Minnesota. News reporters rushed to the home of Jonathan Smith last Tuesday, after he allegedly told trusted friend and co-worker, Susan Clemens, that he felt he was past his prime as a writer and that it was time to move on with his life.
Jonathan, 37, attended 4 years of college and earned a degree in English when he was younger, with the dream that his academic training would propel his career as a writer. Upon graduation, Jonathan worked for several companies as a technical manual writer producing instructions for household items such as vacuum cleaners, toasters, microwaves, ovens, and even alarm clocks.
"To be a good writer, you really have to pour your heart and soul into your work. The reader needs to feel the plethora of emotions that you have as they gaze upon the magnificent literature you've produced," Jonathan stated. "Sometimes you have to be brave, and look deep within yourself as you try to find the right words," he added.
When asked at which point he reached his prime as a writer, Jonathan said that it was while he was writing manuals for toasters, microwaves, and ovens.
"That's when I was at my absolute best," he stated. "I kind of burned out after that when I settled for alarm clocks," he sadly confessed.

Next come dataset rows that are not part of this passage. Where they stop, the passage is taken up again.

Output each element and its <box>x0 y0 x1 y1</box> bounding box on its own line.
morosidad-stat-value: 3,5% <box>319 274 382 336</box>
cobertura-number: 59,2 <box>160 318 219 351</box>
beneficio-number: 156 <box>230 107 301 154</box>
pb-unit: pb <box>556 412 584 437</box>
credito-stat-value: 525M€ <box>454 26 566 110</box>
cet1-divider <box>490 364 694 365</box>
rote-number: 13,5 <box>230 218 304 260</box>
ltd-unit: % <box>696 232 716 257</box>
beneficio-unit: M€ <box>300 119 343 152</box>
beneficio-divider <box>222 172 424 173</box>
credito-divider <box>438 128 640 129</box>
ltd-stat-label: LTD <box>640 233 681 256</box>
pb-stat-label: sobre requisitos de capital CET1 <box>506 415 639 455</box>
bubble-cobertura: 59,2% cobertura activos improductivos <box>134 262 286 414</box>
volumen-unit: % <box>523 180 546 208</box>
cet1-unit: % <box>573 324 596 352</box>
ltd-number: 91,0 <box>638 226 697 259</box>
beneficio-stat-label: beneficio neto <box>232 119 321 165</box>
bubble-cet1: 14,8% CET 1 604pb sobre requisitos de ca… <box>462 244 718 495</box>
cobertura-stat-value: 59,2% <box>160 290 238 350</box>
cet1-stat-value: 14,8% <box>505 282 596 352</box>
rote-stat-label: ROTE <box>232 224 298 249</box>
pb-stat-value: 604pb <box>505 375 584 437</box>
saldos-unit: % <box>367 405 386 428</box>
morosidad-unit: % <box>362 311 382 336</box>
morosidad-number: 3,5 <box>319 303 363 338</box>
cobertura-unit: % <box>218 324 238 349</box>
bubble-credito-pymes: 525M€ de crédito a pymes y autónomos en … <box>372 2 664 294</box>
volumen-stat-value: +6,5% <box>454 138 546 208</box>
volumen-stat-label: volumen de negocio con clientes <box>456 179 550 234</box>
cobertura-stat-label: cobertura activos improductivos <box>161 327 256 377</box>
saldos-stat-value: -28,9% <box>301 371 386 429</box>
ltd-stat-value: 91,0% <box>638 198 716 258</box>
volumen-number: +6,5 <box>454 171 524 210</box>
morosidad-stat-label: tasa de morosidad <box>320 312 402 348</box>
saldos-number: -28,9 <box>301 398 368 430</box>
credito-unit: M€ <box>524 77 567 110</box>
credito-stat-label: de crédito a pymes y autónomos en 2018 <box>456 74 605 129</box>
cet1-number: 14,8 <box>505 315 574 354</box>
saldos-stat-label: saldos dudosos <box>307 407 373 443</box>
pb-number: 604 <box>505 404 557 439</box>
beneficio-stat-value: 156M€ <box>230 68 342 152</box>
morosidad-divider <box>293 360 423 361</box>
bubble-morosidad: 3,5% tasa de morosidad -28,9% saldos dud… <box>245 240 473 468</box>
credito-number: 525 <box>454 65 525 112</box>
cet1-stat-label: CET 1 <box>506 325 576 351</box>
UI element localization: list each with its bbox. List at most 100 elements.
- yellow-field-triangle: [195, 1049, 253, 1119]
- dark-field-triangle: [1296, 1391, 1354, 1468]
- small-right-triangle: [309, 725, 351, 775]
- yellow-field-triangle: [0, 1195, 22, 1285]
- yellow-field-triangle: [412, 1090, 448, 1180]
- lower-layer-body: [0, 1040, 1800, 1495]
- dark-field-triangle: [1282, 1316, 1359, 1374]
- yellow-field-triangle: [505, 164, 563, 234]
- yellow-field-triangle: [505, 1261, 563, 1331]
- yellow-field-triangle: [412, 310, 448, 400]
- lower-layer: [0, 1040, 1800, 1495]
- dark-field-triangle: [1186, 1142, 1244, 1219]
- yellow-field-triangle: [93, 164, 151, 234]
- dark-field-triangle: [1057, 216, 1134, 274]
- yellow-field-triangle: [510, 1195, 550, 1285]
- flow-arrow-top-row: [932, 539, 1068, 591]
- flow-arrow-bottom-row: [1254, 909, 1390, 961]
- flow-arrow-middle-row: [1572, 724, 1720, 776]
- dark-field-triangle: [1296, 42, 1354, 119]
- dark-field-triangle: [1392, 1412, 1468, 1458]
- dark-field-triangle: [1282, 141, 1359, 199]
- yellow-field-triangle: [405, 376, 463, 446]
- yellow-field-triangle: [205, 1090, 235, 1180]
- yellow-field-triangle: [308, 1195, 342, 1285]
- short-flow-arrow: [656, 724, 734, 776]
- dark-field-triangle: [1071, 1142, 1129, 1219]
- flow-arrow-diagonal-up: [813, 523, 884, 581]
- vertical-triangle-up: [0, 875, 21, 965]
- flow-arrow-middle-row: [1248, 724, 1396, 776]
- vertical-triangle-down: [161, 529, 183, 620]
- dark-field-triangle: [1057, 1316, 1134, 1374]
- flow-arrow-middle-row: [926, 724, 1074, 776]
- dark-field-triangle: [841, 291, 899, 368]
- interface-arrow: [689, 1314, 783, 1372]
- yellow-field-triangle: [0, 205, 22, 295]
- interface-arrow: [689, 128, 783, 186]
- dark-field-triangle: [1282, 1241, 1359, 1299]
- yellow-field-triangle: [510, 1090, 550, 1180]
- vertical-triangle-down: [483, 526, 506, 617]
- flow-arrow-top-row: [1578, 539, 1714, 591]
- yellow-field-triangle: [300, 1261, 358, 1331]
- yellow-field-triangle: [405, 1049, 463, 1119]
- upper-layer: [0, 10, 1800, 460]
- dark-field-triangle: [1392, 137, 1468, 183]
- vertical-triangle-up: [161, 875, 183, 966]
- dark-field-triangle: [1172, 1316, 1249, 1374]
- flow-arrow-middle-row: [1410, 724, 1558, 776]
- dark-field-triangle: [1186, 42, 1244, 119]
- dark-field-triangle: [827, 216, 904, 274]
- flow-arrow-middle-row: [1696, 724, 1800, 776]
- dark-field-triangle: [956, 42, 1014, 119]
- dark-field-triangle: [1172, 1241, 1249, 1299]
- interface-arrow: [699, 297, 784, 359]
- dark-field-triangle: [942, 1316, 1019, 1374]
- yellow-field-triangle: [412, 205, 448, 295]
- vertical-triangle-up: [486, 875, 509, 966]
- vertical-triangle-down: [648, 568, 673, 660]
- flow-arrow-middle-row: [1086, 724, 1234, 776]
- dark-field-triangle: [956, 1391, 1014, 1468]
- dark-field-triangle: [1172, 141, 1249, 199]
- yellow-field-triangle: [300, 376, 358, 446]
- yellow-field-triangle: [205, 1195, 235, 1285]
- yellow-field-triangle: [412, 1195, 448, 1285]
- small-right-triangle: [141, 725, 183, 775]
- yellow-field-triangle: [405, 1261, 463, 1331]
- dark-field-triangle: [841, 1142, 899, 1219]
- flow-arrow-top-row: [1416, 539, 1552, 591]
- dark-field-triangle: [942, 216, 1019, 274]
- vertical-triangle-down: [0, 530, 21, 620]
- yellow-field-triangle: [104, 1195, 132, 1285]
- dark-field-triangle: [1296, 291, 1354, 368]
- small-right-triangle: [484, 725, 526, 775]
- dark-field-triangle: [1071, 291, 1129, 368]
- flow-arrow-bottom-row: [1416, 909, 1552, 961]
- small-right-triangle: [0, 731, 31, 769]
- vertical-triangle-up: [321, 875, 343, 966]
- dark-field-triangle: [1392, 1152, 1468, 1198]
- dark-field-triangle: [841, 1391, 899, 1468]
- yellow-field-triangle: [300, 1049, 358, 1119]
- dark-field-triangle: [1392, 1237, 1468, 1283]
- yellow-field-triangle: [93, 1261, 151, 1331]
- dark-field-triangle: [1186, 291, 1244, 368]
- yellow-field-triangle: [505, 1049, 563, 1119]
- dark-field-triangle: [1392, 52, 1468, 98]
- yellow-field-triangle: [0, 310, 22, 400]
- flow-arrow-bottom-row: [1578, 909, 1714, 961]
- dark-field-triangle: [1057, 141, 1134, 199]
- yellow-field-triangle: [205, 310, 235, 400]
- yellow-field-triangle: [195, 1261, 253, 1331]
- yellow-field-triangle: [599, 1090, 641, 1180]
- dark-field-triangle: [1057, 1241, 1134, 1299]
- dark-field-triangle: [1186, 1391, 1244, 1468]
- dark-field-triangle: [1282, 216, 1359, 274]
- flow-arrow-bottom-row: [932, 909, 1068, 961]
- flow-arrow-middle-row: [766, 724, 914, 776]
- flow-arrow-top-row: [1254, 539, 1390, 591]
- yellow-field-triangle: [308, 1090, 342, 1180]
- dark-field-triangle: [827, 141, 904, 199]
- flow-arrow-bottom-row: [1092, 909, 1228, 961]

Finding himself exhausted as a talented writer, and feeling that he has completely used up his own personal voice to express his journey through life in the arena of powerfully-moving literature, Jonathan now plans on starting a new chapter by going back to school next year, so that he can earn a degree in micro-zoology.
"Sometimes you just have to be brave, turn a different corner, and see what new adventure awaits," he concluded.